Example 4: Throwing Exceptions from Mocks
@Test
void placeOrder_propagatesRepositoryException() {
when(orderRepository.save(any()))
.thenThrow(new DataAccessException("DB is down") {}); // stub to throw
assertThrows(DataAccessException.class,
() -> orderService.placeOrder(new OrderRequest("item", 10.0)));
// Email should NOT be sent if save failed
verify(emailService, never()).sendConfirmation(any());
}
@Test
void cancelShippedOrder_throwsIllegalState() {
Order shipped = new Order(5L, "glasses", 80.0, OrderStatus.SHIPPED);
when(orderRepository.findById(5L)).thenReturn(Optional.of(shipped));
assertThrows(IllegalStateException.class,
() -> orderService.cancelOrder(5L));
// Verify save was never called for a shipped order
verify(orderRepository, never()).save(any());
}
Example 5: Using @Spy for Partial Mocking
Rare but useful: spy on a real list to verify calls while still using real behavior.

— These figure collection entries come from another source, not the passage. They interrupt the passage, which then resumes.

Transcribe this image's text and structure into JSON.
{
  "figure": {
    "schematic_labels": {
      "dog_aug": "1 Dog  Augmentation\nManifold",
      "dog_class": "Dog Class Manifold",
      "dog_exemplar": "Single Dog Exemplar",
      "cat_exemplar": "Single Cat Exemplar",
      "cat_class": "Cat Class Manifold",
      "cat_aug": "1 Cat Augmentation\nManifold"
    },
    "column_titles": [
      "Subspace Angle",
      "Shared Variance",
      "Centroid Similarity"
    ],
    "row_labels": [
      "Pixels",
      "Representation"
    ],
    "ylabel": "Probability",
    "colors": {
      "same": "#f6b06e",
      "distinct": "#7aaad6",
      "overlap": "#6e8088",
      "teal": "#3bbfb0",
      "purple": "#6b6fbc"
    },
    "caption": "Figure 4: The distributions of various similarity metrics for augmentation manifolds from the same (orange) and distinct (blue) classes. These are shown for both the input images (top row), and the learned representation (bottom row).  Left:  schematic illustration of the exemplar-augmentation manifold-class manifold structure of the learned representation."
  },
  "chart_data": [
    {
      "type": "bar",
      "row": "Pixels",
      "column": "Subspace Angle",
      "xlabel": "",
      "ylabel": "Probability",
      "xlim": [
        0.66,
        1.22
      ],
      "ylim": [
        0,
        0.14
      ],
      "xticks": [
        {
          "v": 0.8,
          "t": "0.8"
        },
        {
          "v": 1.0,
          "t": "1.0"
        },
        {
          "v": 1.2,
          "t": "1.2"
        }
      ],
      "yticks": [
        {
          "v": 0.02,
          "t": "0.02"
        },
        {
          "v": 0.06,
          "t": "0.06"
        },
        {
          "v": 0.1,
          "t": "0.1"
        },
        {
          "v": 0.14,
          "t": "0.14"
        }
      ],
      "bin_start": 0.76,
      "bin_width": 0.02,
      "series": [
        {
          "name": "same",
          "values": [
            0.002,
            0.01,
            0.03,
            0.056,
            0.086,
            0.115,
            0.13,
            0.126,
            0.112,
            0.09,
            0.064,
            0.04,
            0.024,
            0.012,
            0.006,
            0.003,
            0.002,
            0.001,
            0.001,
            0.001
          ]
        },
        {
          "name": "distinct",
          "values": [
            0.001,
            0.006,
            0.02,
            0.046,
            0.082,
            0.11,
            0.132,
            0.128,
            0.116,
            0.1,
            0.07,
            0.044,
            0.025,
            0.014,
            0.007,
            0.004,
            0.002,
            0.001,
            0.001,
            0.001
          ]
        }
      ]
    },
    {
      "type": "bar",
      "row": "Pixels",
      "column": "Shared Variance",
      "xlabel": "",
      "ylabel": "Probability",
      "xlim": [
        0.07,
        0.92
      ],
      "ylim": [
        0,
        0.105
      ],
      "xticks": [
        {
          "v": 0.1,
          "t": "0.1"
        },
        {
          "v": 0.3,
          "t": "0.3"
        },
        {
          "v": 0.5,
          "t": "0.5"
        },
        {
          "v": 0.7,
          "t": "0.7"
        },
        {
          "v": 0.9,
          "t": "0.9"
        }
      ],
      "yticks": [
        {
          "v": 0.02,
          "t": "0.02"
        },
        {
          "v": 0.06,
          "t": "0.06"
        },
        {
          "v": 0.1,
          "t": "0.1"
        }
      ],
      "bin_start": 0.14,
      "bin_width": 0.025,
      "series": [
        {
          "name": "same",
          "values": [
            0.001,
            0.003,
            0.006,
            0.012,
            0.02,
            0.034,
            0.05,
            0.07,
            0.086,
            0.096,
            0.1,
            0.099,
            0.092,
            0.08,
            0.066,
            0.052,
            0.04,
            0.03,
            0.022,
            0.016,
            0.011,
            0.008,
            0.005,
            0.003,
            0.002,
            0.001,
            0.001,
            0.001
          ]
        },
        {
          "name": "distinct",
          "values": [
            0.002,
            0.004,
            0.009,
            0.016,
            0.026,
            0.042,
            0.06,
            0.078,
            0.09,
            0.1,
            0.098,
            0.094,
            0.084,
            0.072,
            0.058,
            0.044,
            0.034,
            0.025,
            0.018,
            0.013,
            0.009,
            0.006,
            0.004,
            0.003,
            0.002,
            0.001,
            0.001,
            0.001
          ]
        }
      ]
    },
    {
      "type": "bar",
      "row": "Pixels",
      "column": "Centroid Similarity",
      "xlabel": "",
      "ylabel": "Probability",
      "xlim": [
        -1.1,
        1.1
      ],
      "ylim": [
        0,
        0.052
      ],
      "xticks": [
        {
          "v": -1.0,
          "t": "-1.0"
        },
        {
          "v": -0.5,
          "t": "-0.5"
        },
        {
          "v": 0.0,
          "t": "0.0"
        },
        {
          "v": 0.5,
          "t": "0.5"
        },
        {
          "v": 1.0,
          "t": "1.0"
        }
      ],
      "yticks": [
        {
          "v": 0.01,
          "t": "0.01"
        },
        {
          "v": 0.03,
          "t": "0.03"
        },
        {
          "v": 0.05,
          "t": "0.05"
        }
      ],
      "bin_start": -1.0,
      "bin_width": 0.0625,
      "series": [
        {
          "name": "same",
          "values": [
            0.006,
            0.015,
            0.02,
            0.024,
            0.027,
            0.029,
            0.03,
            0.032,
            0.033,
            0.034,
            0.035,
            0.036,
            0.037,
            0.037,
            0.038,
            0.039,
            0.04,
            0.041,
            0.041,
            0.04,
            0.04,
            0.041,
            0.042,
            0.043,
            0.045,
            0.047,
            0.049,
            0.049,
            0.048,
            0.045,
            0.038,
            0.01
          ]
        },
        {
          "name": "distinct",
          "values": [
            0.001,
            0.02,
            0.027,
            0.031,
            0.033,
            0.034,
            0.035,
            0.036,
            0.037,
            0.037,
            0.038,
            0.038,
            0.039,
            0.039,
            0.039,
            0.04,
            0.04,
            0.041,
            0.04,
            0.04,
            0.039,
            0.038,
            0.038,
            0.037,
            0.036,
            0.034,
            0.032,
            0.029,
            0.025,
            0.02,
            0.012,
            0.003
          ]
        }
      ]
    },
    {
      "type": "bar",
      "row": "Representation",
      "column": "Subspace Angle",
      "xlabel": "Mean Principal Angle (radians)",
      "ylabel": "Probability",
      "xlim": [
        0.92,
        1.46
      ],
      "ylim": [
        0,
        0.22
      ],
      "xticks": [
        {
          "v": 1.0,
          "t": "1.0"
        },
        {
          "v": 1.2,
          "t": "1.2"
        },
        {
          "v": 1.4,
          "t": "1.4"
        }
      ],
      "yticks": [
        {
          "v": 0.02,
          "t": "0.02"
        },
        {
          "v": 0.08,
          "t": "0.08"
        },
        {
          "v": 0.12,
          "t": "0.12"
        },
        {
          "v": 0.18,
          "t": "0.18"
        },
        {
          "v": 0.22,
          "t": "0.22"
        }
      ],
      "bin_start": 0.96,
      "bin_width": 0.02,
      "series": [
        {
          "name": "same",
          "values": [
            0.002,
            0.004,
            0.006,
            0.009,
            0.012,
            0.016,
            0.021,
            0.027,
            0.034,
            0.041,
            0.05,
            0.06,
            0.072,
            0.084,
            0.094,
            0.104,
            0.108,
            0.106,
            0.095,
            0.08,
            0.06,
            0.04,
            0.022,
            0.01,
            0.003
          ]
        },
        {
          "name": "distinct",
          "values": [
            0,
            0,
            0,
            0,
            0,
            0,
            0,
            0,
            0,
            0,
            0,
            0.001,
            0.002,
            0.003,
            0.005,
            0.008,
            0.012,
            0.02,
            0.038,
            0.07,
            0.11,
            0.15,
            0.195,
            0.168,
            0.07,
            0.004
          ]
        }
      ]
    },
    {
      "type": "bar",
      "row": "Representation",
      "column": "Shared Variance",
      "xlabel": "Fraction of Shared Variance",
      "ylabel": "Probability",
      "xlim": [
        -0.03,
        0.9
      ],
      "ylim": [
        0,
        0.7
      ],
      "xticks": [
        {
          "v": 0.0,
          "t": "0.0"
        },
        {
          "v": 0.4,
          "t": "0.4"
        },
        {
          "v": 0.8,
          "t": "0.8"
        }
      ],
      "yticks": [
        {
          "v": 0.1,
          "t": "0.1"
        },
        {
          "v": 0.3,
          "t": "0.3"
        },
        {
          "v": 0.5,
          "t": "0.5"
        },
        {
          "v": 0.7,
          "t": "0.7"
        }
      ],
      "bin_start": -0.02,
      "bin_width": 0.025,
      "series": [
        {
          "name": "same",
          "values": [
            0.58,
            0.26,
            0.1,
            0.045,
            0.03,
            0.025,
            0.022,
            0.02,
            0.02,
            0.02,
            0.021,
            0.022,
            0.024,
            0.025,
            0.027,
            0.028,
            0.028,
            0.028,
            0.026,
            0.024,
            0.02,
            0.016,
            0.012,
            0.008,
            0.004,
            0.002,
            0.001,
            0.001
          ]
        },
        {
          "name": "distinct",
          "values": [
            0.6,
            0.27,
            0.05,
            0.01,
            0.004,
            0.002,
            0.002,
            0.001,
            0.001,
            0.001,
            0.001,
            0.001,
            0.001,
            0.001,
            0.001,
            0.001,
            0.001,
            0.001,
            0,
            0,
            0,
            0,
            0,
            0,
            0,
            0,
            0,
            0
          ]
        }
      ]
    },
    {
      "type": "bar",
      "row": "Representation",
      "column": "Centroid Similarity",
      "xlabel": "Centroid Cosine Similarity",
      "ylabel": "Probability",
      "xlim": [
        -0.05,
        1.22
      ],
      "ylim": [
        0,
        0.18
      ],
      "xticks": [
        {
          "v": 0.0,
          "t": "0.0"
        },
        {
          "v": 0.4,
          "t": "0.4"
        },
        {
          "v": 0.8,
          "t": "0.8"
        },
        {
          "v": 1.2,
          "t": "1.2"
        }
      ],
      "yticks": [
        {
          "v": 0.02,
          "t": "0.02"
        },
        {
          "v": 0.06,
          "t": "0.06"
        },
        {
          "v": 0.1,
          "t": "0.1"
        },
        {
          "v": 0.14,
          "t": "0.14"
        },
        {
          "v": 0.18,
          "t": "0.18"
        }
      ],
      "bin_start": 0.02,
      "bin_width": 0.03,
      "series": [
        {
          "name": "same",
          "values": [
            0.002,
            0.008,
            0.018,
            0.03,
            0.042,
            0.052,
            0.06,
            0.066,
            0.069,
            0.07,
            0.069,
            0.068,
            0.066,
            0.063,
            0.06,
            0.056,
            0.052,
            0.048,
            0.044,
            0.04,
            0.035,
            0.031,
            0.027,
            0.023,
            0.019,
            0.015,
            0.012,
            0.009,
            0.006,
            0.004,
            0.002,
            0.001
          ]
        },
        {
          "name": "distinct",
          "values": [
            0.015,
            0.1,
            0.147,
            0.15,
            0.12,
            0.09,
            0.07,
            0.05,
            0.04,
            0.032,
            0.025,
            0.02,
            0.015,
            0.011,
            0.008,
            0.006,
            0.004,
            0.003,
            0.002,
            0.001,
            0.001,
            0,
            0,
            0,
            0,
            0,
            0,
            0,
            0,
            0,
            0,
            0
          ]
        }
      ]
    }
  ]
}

@ExtendWith(MockitoExtension.class)
class SpyDemo {
@Spy
List<String> itemList = new ArrayList<>(); // highlighted: real ArrayList, wrapped by spy
@Test
void spy_tracksAddCalls() {
itemList.add("apple"); // real add() called
itemList.add("banana");
assertEquals(2, itemList.size()); // real size
verify(itemList, times(2)).add(anyString()); // highlighted: interaction tracked
verify(itemList, never()).clear(); // highlighted: clear was never called
}
@Test
void spy_canOverrideOneMethod() {
doReturn(99).when(itemList).size(); // highlighted: stub just size(); add() stays real
itemList.add("cherry");
assertEquals(1, itemList.size()); // wait — returns 99 from stub, not real 1
// Actually returns 99 because size() is stubbed
assertEquals(99, itemList.size());
}
}
doReturn vs when with spiesFor spies, always use doReturn(value).when(spy).method() — not when(spy.method()).thenReturn(value). The latter calls the real method during setup.
What You've Practiced
| Concept | Example |
|---|---|
@Mock, @InjectMocks setup | Examples 1–4 |
when(...).thenReturn(...) stubbing | Examples 1, 2 |
verify(mock, times/never) | Examples 2, 4 |
ArgumentCaptor | Example 3 |
thenThrow — stubbing exceptions | Example 4 |
@Spy and doReturn | Example 5 |
Challenge: Add a discountService.calculateDiscount(order) call inside placeOrder. Write a test that verifies the discounted price is saved (not the original price) using ArgumentCaptor.